Safety campaigners call for off-road bikeway through waterfront while loved ones grieve for John Tangiia, the rider killed in a collision with a truck at a busy Parnell intersection.
A single flower with a note saying "Rest in Peace friend" last night marked the spot where a 37-year-old cyclist was killed in a collision with a truck.
The Auckland man, John Tangiia, is believed to have at least one daughter and a young grandchild, who were last night mourning his loss.
Friends and family took to Facebook to pay tributes with a woman called Keysha saying, "I guess god needed another angel [which is] why he took yu away so soon, yu will always remain in my heart for eternity, RestInParadise Dad!"
Police are still investigating the cause of the crash, which happened at the intersection of Stanley St and Parnell Rise on Tuesday afternoon.
Witnesses said the truck driver was not aware of the accident and stopped 70m down the road only after hearing the toots from other motorists.
Inspector Cornelius Klussein said that at the time the truck driver had the green light as he drove through the busy intersection.
Brendon Judd, who works almost directly above the crash site and was one of the first people to respond, said that by the time he ran out to check on Mr Tangiia it was clear he could not be saved.
The KiwiRail senior systems and standards adviser, who has experience dealing with pedestrian rail trauma, sprang into action moments after the collision.
"We heard some horns tooting. The first truck that the cyclist was struck by was being followed by another truck and he was tooting his horn trying to get the attention of the first truck driver. I looked out and saw the cyclist lying on the ground, and by the way he was lying I knew he was in trouble."
Mr Judd called 111 and ran for the street.
"When I got to him there was no pulse, there was no breathing ... There were absolutely no vital signs whatsoever."
Mr Judd praised three "young ladies" who helped shield the prone cyclist from crawling traffic.
"They were obviously very shaken [but] I asked if anyone had a blanket or something to cover him. When I looked back up they had a sheet up to shield the body. I think people were generally shocked but there was no hysteria."
The driver of the second truck, who witnessed the whole incident, was badly affected by what he saw, Mr Judd said. "I was concerned for the truck driver witness who saw it all. I asked if he was okay. He said, 'Nah, mate, I'm a bit shaken up.' He'd seen the whole thing and obviously it must have been pretty horrible to see."
Truckie left 'distraught' after death
The driver of a freight truck that collided with a cyclist in Auckland was "distraught" after the accident.
The father of five was unaware 37-year-old John Tangiia had gone under his wheels until he was alerted by another truckie honking his horn.

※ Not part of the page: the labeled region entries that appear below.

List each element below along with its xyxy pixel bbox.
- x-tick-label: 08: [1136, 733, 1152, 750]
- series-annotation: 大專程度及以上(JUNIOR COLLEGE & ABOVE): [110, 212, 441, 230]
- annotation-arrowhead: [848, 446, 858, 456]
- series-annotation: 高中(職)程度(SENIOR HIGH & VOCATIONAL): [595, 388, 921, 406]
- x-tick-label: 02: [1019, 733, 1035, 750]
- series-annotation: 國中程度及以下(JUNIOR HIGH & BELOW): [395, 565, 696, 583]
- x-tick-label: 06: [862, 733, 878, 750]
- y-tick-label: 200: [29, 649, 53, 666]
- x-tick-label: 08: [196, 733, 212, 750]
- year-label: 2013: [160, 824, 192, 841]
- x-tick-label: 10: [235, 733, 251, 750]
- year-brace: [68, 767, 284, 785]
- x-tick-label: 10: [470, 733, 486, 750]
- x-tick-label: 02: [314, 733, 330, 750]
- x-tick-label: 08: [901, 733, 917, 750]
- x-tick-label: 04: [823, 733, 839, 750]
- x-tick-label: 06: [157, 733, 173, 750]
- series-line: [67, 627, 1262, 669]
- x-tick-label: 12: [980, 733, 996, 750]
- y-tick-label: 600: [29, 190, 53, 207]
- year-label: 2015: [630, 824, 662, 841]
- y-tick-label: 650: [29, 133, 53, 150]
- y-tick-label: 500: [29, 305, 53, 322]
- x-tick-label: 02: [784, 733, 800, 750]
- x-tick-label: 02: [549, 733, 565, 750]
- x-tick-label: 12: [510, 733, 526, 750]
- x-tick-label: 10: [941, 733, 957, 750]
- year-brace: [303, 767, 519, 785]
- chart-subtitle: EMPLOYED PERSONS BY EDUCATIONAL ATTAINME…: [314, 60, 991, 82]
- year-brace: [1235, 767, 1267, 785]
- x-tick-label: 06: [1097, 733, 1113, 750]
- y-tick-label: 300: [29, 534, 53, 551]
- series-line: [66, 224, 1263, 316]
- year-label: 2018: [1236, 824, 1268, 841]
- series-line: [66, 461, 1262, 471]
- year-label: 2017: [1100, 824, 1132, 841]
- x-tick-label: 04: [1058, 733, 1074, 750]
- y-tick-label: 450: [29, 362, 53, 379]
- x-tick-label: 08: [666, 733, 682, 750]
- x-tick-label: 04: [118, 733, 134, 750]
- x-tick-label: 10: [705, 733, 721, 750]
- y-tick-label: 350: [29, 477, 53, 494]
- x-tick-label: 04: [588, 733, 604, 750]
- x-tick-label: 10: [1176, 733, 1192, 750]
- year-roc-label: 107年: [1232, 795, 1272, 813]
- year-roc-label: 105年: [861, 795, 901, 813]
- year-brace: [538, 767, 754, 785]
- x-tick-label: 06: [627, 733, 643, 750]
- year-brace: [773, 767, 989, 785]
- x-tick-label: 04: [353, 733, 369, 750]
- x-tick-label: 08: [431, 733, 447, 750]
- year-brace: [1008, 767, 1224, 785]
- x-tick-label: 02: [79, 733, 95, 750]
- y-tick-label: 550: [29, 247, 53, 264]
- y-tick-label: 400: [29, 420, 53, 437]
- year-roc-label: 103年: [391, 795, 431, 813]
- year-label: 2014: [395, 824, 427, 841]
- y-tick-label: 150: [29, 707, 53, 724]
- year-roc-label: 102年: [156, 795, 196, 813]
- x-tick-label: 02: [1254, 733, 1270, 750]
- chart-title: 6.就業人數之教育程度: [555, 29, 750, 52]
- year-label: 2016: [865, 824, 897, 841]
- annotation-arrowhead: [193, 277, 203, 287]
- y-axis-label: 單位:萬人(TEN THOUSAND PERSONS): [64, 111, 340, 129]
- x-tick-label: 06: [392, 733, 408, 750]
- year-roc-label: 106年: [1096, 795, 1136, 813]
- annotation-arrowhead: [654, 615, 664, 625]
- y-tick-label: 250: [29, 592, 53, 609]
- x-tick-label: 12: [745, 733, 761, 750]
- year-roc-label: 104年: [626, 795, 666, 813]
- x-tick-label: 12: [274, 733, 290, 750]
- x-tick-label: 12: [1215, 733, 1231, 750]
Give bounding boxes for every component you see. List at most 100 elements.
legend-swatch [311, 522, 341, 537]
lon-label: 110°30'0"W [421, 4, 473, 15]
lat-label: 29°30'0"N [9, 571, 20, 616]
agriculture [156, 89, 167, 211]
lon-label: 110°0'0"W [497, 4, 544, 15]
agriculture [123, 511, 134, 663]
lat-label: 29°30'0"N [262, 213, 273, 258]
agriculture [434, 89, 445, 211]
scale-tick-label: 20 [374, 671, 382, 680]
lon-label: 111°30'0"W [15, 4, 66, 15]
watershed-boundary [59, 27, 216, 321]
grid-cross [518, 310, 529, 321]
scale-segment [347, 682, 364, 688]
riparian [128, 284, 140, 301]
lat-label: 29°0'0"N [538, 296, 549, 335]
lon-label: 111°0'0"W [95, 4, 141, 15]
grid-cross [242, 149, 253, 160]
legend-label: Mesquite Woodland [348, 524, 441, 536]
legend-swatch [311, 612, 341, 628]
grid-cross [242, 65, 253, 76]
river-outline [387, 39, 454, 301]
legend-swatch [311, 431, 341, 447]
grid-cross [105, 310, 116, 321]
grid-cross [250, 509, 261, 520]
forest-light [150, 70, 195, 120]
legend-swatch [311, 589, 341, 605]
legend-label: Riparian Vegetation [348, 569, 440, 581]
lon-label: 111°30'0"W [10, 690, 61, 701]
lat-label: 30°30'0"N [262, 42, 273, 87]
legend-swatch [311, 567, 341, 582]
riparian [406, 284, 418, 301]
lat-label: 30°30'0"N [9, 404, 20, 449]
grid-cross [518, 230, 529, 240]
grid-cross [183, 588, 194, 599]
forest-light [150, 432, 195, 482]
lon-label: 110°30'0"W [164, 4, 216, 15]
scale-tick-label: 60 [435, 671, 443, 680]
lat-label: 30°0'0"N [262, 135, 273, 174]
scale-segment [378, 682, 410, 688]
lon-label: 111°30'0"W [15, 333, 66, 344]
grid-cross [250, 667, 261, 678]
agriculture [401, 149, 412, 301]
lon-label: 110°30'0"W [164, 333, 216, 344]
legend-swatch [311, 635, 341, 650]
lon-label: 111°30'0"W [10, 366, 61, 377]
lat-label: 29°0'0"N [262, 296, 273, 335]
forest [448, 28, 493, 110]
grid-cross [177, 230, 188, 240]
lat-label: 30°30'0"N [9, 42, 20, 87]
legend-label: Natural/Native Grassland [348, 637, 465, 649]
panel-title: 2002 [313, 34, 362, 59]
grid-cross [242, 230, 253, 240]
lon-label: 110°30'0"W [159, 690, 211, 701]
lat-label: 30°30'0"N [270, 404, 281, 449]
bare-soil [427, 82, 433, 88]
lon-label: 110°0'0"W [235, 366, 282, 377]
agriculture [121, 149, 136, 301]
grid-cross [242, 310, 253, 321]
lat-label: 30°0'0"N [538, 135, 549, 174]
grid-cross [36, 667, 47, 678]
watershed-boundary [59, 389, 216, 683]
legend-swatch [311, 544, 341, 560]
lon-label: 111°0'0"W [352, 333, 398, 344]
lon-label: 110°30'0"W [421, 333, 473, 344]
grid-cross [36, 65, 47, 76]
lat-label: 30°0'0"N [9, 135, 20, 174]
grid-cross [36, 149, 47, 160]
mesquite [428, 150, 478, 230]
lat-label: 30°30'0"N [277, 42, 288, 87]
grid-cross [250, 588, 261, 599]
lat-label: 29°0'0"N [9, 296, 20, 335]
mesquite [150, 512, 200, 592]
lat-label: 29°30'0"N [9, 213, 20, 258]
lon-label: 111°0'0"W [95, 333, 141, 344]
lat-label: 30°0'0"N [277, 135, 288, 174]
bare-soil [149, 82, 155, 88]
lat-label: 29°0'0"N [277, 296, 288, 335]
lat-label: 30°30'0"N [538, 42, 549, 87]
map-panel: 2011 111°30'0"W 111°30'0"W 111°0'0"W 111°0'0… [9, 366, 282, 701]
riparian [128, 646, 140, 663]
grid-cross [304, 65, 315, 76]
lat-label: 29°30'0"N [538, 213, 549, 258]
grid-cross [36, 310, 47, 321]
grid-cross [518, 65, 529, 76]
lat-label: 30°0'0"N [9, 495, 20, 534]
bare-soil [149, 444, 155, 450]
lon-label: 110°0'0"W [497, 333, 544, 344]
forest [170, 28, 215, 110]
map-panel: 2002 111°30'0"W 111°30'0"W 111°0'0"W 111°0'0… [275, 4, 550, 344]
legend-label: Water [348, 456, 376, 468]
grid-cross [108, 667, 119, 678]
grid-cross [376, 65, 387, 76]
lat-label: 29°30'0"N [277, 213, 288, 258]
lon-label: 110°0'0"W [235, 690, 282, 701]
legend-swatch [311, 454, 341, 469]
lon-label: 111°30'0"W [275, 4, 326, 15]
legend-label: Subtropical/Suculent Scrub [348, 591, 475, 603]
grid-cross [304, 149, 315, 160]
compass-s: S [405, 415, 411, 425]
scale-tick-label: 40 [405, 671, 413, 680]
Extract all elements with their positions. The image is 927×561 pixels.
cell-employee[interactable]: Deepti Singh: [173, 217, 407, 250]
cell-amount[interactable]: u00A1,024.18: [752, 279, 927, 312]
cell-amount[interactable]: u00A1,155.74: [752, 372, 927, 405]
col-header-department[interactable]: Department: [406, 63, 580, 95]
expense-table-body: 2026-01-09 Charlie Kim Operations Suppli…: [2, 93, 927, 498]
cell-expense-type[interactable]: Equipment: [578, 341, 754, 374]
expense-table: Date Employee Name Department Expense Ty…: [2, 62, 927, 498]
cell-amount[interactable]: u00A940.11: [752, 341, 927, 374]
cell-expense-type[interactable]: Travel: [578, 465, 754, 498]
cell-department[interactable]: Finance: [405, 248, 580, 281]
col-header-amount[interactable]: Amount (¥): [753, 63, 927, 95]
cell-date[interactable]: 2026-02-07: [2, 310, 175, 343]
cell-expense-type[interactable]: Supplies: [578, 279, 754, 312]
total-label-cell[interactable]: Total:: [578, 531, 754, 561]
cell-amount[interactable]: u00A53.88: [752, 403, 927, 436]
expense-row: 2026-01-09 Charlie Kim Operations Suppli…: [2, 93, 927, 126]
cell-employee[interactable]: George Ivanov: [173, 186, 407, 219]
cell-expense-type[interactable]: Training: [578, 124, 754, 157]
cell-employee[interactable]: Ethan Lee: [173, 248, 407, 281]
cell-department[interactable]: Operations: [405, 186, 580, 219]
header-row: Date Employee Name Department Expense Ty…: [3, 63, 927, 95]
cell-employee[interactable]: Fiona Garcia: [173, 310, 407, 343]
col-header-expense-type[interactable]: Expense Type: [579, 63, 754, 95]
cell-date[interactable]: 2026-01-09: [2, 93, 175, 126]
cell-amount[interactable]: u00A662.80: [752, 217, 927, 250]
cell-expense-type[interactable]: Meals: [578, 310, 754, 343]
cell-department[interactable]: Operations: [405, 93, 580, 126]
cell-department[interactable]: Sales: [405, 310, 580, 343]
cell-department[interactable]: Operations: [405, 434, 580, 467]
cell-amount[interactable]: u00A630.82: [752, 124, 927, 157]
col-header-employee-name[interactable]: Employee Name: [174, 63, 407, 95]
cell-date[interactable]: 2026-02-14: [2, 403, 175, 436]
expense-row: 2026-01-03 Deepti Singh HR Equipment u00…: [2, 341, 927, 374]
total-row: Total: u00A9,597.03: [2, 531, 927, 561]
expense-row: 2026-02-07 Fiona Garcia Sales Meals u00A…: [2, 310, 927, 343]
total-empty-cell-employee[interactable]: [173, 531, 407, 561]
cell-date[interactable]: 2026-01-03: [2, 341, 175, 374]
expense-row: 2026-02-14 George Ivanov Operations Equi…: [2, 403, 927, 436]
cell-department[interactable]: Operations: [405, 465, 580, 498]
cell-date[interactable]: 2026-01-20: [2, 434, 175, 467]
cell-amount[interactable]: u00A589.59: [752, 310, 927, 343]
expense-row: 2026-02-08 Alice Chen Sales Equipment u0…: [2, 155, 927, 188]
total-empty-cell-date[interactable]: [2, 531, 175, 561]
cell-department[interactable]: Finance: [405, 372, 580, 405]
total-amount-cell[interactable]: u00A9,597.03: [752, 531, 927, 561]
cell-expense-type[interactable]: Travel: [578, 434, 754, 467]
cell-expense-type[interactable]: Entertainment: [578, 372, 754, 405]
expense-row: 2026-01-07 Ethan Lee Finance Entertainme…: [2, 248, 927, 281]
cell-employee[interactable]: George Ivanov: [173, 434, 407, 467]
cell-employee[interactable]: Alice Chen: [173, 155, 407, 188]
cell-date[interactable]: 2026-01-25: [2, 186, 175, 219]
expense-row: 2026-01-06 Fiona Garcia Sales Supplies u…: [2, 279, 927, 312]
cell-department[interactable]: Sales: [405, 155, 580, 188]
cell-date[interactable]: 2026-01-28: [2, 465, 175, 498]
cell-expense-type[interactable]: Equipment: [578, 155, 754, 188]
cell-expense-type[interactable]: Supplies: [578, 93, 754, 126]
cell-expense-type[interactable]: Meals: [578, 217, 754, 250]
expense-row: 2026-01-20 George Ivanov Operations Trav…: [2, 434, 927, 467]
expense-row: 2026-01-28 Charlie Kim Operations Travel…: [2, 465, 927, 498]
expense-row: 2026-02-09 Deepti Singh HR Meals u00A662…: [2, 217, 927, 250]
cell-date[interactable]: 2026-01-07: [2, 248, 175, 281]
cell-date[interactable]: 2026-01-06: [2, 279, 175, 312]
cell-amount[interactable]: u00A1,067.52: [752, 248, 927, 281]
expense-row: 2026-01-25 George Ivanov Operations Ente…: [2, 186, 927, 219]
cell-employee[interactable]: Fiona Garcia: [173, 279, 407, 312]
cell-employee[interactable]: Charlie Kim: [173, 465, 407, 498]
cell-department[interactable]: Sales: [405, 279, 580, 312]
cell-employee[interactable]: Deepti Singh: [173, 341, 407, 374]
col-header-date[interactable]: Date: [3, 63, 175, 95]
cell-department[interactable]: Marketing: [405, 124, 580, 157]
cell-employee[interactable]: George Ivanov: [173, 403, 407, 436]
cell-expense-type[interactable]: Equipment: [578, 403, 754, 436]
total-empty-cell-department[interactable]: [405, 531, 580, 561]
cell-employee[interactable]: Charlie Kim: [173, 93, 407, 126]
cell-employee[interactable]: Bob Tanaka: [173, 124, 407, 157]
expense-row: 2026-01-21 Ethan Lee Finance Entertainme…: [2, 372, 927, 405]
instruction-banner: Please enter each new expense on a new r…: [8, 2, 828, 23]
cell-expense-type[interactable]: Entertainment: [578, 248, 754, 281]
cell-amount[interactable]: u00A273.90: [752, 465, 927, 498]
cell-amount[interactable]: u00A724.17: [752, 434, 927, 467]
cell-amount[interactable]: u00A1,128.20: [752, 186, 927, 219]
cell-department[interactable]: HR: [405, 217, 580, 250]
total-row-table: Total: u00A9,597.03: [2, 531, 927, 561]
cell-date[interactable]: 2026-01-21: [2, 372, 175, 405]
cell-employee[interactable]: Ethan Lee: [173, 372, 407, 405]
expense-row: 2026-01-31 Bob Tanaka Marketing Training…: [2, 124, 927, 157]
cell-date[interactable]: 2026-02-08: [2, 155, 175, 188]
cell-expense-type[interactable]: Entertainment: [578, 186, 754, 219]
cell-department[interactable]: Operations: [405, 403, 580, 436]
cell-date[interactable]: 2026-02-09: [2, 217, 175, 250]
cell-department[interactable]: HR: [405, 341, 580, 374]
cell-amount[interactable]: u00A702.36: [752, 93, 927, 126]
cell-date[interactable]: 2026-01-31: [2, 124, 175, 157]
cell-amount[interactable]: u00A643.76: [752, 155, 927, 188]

It is thought Mr Tangiia had been riding down Parnell Rise and turning left into Stanley St when he went under the truck, which was travelling straight through the intersection from The Strand.
Initial police indications were that the truck driver had the green light.
Mike Satherley, general manager of PBT Bulk, said the truck driver was a contractor with his own truck unit.
"The driver didn't actually see anything. He didn't even know," he said of the collision.
The driver, in his late 40s, had been rocked by the incident.
"It's not an easy thing to deal with. He's cut up, he's a family man with five kids. He's still feeling it, but he's managing okay."
Brendon Judd, a witness, said the truck driver was visibly upset when interviewed by police.
"I could see he was obviously distraught."
Auckland a 'nightmare' for bike users
A cyclist who dodged death during a horror smash 21 years ago says Auckland is a "nightmare" for bike users.
"You're taking your life in your own hands at some times," said Fraser Sharp, who was left brain-damaged with his promising athletic career in tatters after being mowed down on his bike in April 1993.
He says he was sickened to read about the death of John Tangiia, 37, who was run over by a truck at a busy intersection in Auckland on Tuesday.
"I don't know all the facts about this crash, but it's totally dreadful," Mr Sharp said.
"Auckland is a highly populated city and riding there is bit of a nightmare.
"Riders need to think about what time they go out, what routes they ride, and always respect motorists.
He said the death again highlights the need for both motorists and cyclists to take care on the roads - and to respect each other.
The 38-year-old has lived in France, where he says motorists show far greater respect for peddlers.
"So much more so than here," he said.
Mr Sharp is training for the Auckland 70.3 Ironman where he will raise cash for Brake, the road safety charity in support of people bereaved and seriously injured in road crashes.